Bug Fixes: Editor Stability, Auth Edge Cases & Export Reliability

Fix

This release addresses a collection of bugs reported by the community and surfaced through our internal monitoring. We appreciate everyone who took the time to file detailed reports — it makes a real difference in how quickly we can track down and resolve issues.

Editor Fixes

  • Cursor jump on paste: Fixed an issue where pasting text into the prompt editor would occasionally cause the cursor to jump to the beginning of the document. This was caused by a race condition in the Tiptap synchronization layer where the selection state was being reset before the paste transaction completed. The fix ensures selection updates are deferred until after the content transaction is fully applied.

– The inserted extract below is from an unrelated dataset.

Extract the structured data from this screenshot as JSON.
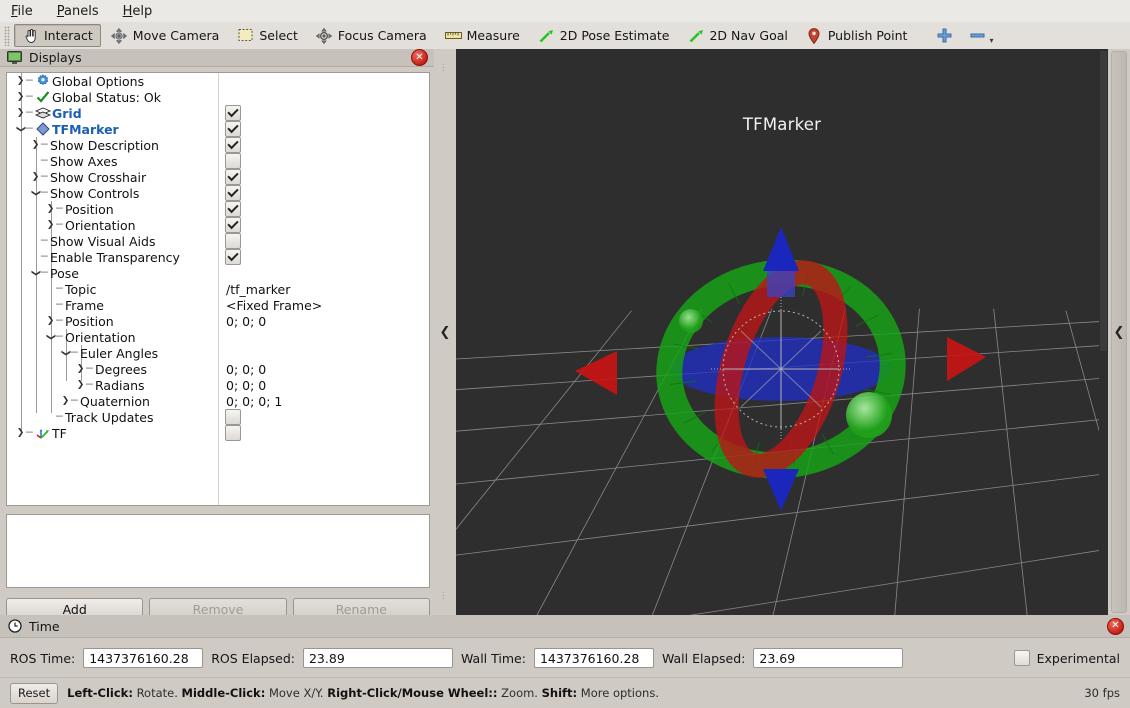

  • Variable autocomplete dismissal: The {{variable}} autocomplete popup would sometimes remain visible after pressing Escape if the user had scrolled the editor while the popup was open. The popup position is now recalculated on scroll and correctly dismissed on all close triggers.

  • Undo across variable boundaries: Using Ctrl+Z to undo edits that spanned a variable placeholder would sometimes corrupt the placeholder syntax, leaving orphaned {{ or }} tokens. The undo history now treats variable placeholders as atomic units.

Authentication Edge Cases

  • Session refresh during long edits: Users who kept the editor open for extended periods (over one hour) would occasionally see a "Session expired" error on save. The token refresh logic now proactively renews sessions 10 minutes before expiry rather than waiting for an API call to fail.

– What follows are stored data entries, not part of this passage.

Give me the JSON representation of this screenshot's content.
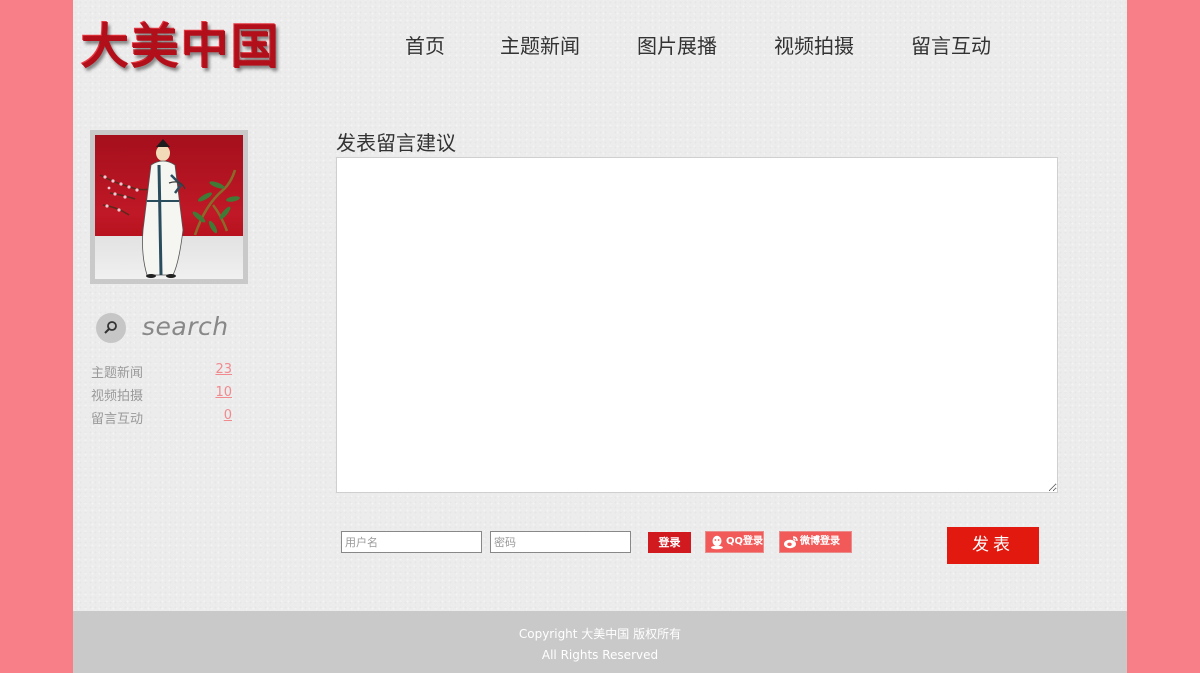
{
  "logo": {
    "text": "大美中国",
    "color": "#b30f1a"
  },
  "nav": {
    "items": [
      {
        "label": "首页"
      },
      {
        "label": "主题新闻"
      },
      {
        "label": "图片展播"
      },
      {
        "label": "视频拍摄"
      },
      {
        "label": "留言互动"
      }
    ]
  },
  "sidebar": {
    "avatar": {
      "icon": "scholar-portrait-image"
    },
    "search": {
      "placeholder": "search",
      "icon": "search-icon"
    },
    "categories": [
      {
        "label": "主题新闻",
        "count": "23"
      },
      {
        "label": "视频拍摄",
        "count": "10"
      },
      {
        "label": "留言互动",
        "count": "0"
      }
    ]
  },
  "main": {
    "title": "发表留言建议",
    "message_value": ""
  },
  "login": {
    "username_placeholder": "用户名",
    "password_placeholder": "密码",
    "login_label": "登录",
    "qq_label": "QQ登录",
    "weibo_label": "微博登录",
    "submit_label": "发表"
  },
  "footer": {
    "line1": "Copyright 大美中国 版权所有",
    "line2": "All Rights Reserved"
  },
  "colors": {
    "outer_background": "#f87f87",
    "page_background": "#ececec",
    "accent_red": "#e2190f",
    "footer_background": "#c9c9c9",
    "count_link": "#f08a8f"
  }
}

  • SSO redirect loop on mobile Safari: Fixed an infinite redirect loop that occurred when signing in via SAML SSO on mobile Safari with Intelligent Tracking Prevention enabled. The fix adds explicit SameSite cookie attributes and uses a server-side relay page for the OAuth callback.

Export and Import

  • CSV export encoding: Exporting prompts to CSV now correctly handles Unicode characters in all fields. Previously, prompts containing emoji or non-Latin scripts would produce garbled output in some spreadsheet applications. We switched to UTF-8 with BOM encoding, which is recognized by Excel, Google Sheets, and Numbers.

  • JSON import validation: The bulk import endpoint now provides specific, actionable error messages when a JSON file contains invalid entries, rather than rejecting the entire file with a generic error. Each invalid entry is reported with its line number and the specific validation failure.

Other Fixes

  • Fixed a layout shift in the execution log table when the latency column contained values over 10 seconds.
  • Resolved an issue where duplicate webhook deliveries could occur if the target server returned a 200 status with an empty body.
  • Fixed workspace invitation emails not being sent when the inviter's display name contained special characters.